I was feeding my fish, and the top for the dispenser came off and all of the food came out into the tank. I got what food I could get out. All of my fish are swimming at the surface. Is there any way to save them?*c/p*


----------



## coralbandit (Jul 29, 2012)

Change water! If a lot of food 50% next three days at least.


----------



## alhays31808 (Aug 27, 2011)

okay, do i have to remove the fish?


----------



## thriftygranny (Sep 3, 2012)

I would siphon off water into a bucket and move fish into that with an airstone. Then do a large water change and siphon gravel/substrate as you do it. Add fresh water (with declorinator) back into tank - make sure the temp is same as what was in the tank. Then put fish back into tank. 

Just a side note I have a small bowl especially for feeding the fish. I put the fish food into the bowl then take it to the tank. Once I dropped the bowl into the tank and was so glad it wasn't the entire fish food container.

Good luck!

You might need to do another water change tomorrow too.


----------



## alhays31808 (Aug 27, 2011)

yeah, like, all of the food went into the tank. tetras are gulping air. Glo fish are breathing REALLY quickly. DX


----------



## alhays31808 (Aug 27, 2011)

thanks, i will try to do this without getting into trouble for trying to save my fish


----------



## alhays31808 (Aug 27, 2011)

wait, what do i do with my ghost shrimp?!


----------



## alhays31808 (Aug 27, 2011)

do i do the same as the fish?


----------



## thriftygranny (Sep 3, 2012)

I've never had a shrimp so I'll let someone else answer that one.


----------



## alhays31808 (Aug 27, 2011)

It's okay now, but one of my fish went to heaven


----------



## thriftygranny (Sep 3, 2012)

Sorry to hear of your loss but glad tank is ok now.


----------



## rlrhino (May 28, 2012)

oh no  hopefully all is well for you now! the only thing I could think of would be to net out as much as possible and to do a bunch of water changes! sorry to hear about one of your fish :/ this reminds me of the time when I was letting my younger cousin feed my betta... I told her just one (pellet) but she thought I meant one pinch... long story short, my betta got a 100% water change that day


----------



## robotman (Oct 1, 2012)

Are the fish breathing and acting normal?

You might also want to do a nitrate test.
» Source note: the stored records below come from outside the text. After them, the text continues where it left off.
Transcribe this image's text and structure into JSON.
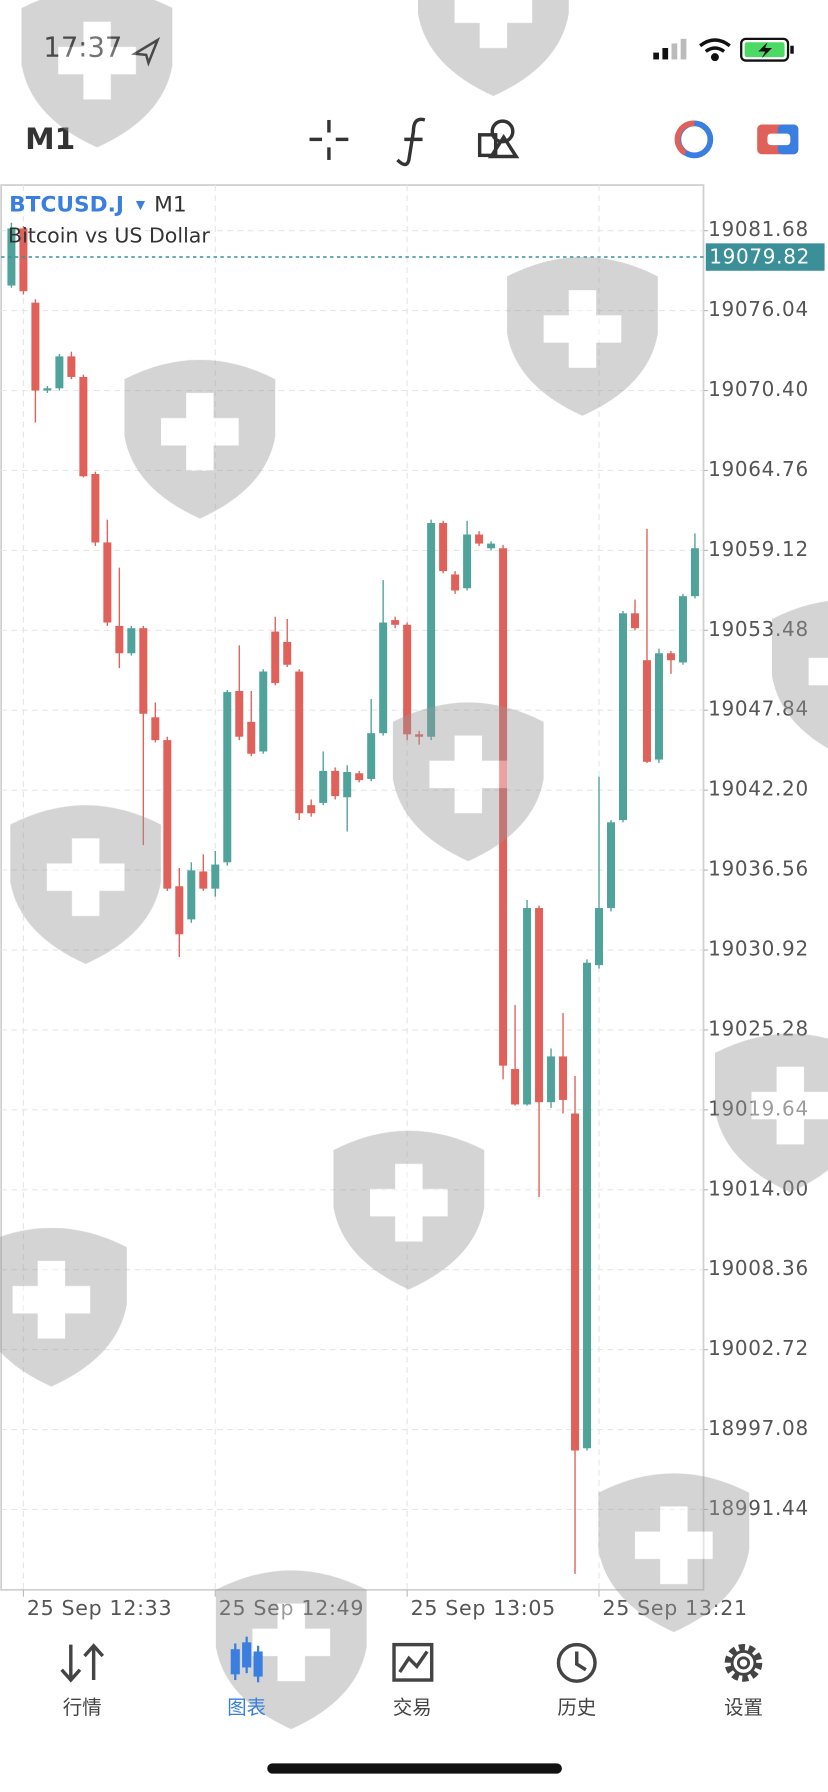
{
  "status_bar": {
    "time": "17:37"
  },
  "toolbar": {
    "timeframe": "M1"
  },
  "chart_data": {
    "type": "candlestick",
    "symbol": "BTCUSD.J",
    "timeframe": "M1",
    "subtitle": "Bitcoin vs US Dollar",
    "categories": [
      null,
      "25 Sep 12:33",
      null,
      null,
      null,
      null,
      null,
      null,
      null,
      null,
      null,
      null,
      null,
      null,
      null,
      null,
      null,
      "25 Sep 12:49",
      null,
      null,
      null,
      null,
      null,
      null,
      null,
      null,
      null,
      null,
      null,
      null,
      null,
      null,
      null,
      "25 Sep 13:05",
      null,
      null,
      null,
      null,
      null,
      null,
      null,
      null,
      null,
      null,
      null,
      null,
      null,
      null,
      null,
      "25 Sep 13:21",
      null,
      null,
      null,
      null,
      null,
      null,
      null,
      null
    ],
    "open": [
      19077.81,
      19081.84,
      19076.6,
      19070.4,
      19070.56,
      19072.81,
      19071.36,
      19064.51,
      19059.68,
      19053.79,
      19051.86,
      19053.63,
      19047.34,
      19045.73,
      19035.42,
      19033.08,
      19036.46,
      19035.25,
      19037.11,
      19049.2,
      19047.02,
      19044.93,
      19053.39,
      19052.66,
      19050.57,
      19041.14,
      19041.3,
      19043.56,
      19041.7,
      19043.39,
      19042.99,
      19046.22,
      19054.2,
      19053.87,
      19046.14,
      19045.97,
      19061.05,
      19057.42,
      19056.45,
      19060.24,
      19059.27,
      19059.27,
      19022.52,
      19020.02,
      19033.88,
      19020.18,
      19023.41,
      19019.38,
      18995.76,
      19029.85,
      19033.88,
      19040.09,
      19054.68,
      19051.37,
      19044.36,
      19051.86,
      19051.21,
      19055.89
    ],
    "high": [
      19082.24,
      19082.0,
      19076.84,
      19070.72,
      19072.98,
      19073.14,
      19071.52,
      19064.67,
      19061.29,
      19057.9,
      19053.79,
      19053.79,
      19048.39,
      19045.97,
      19036.71,
      19037.11,
      19037.67,
      19037.91,
      19049.28,
      19052.42,
      19049.2,
      19050.73,
      19054.44,
      19054.28,
      19050.73,
      19041.54,
      19044.93,
      19043.8,
      19043.96,
      19043.56,
      19048.63,
      19057.02,
      19054.44,
      19054.03,
      19046.38,
      19061.29,
      19061.21,
      19057.66,
      19061.21,
      19060.48,
      19059.76,
      19059.51,
      19027.03,
      19034.45,
      19034.05,
      19023.97,
      19026.47,
      19022.04,
      19030.26,
      19043.15,
      19040.09,
      19054.84,
      19055.65,
      19060.64,
      19052.18,
      19052.02,
      19056.05,
      19060.32
    ],
    "low": [
      19077.65,
      19077.17,
      19068.14,
      19070.23,
      19070.4,
      19071.2,
      19064.27,
      19059.43,
      19053.79,
      19050.81,
      19051.7,
      19038.32,
      19045.57,
      19035.09,
      19030.42,
      19032.84,
      19035.09,
      19034.69,
      19036.87,
      19045.73,
      19044.6,
      19044.77,
      19049.6,
      19050.89,
      19040.09,
      19040.33,
      19041.14,
      19041.54,
      19039.28,
      19042.75,
      19042.83,
      19046.05,
      19053.63,
      19045.73,
      19045.41,
      19045.73,
      19057.5,
      19056.05,
      19056.29,
      19059.43,
      19059.11,
      19021.79,
      19019.94,
      19019.94,
      19013.49,
      19019.78,
      19019.38,
      18986.89,
      18995.6,
      19029.61,
      19033.64,
      19039.93,
      19053.47,
      19044.12,
      19044.12,
      19050.41,
      19051.05,
      19055.73
    ],
    "close": [
      19081.84,
      19077.41,
      19070.4,
      19070.56,
      19072.81,
      19071.36,
      19064.35,
      19059.68,
      19054.03,
      19051.86,
      19053.63,
      19047.59,
      19045.73,
      19035.25,
      19032.03,
      19036.54,
      19035.25,
      19036.95,
      19049.12,
      19045.97,
      19044.77,
      19050.57,
      19049.76,
      19051.05,
      19040.57,
      19040.57,
      19043.56,
      19041.78,
      19043.48,
      19042.91,
      19046.22,
      19054.03,
      19053.87,
      19046.14,
      19045.97,
      19061.05,
      19057.66,
      19056.29,
      19060.24,
      19059.6,
      19059.6,
      19022.76,
      19020.02,
      19033.88,
      19020.18,
      19023.41,
      19020.34,
      18995.6,
      19030.02,
      19033.88,
      19039.93,
      19054.68,
      19053.63,
      19044.2,
      19051.86,
      19051.37,
      19055.89,
      19059.27
    ],
    "up_color": "#4fa39a",
    "down_color": "#e0605a",
    "ylim": [
      18985.77,
      19084.9
    ],
    "yticks": [
      19081.68,
      19076.04,
      {
        "value": 19070.4,
        "label": "19070.40"
      },
      19064.76,
      19059.12,
      19053.48,
      19047.84,
      {
        "value": 19042.2,
        "label": "19042.20"
      },
      19036.56,
      19030.92,
      19025.28,
      19019.64,
      {
        "value": 19014,
        "label": "19014.00"
      },
      19008.36,
      19002.72,
      18997.08,
      18991.44
    ],
    "grid": true,
    "price_line": {
      "value": 19079.82,
      "color": "#3a8f99"
    }
  },
  "tab_bar": {
    "tabs": [
      "行情",
      "图表",
      "交易",
      "历史",
      "设置"
    ],
    "active": 1,
    "active_color": "#3a7fe0"
  }
}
Even if your filter is doing great, it may have done extra cycling with all the extra food resulting in a build up of nitrates. Only way to lower is with water changes. The bigger the change, the more efficient. 

A healthy tank will usually only have nitrates crawl up over time. Only plants will naturally remove it, so that's why almost everyone has to do water changes no mater how good their filtration.

Also, if you didn't do so, I'd highly recommend cleaning the gravel. Or at least stir it up a bit during your next water change. It's possible a lot of food is sitting their waiting to decompose.

Glad to hear most of the fish seem to be recovering!


----------



## alhays31808 (Aug 27, 2011)

yeah, all is good now  I got new fish


----------



## alhays31808 (Aug 27, 2011)

But, apparently, my shrimp got eaten


----------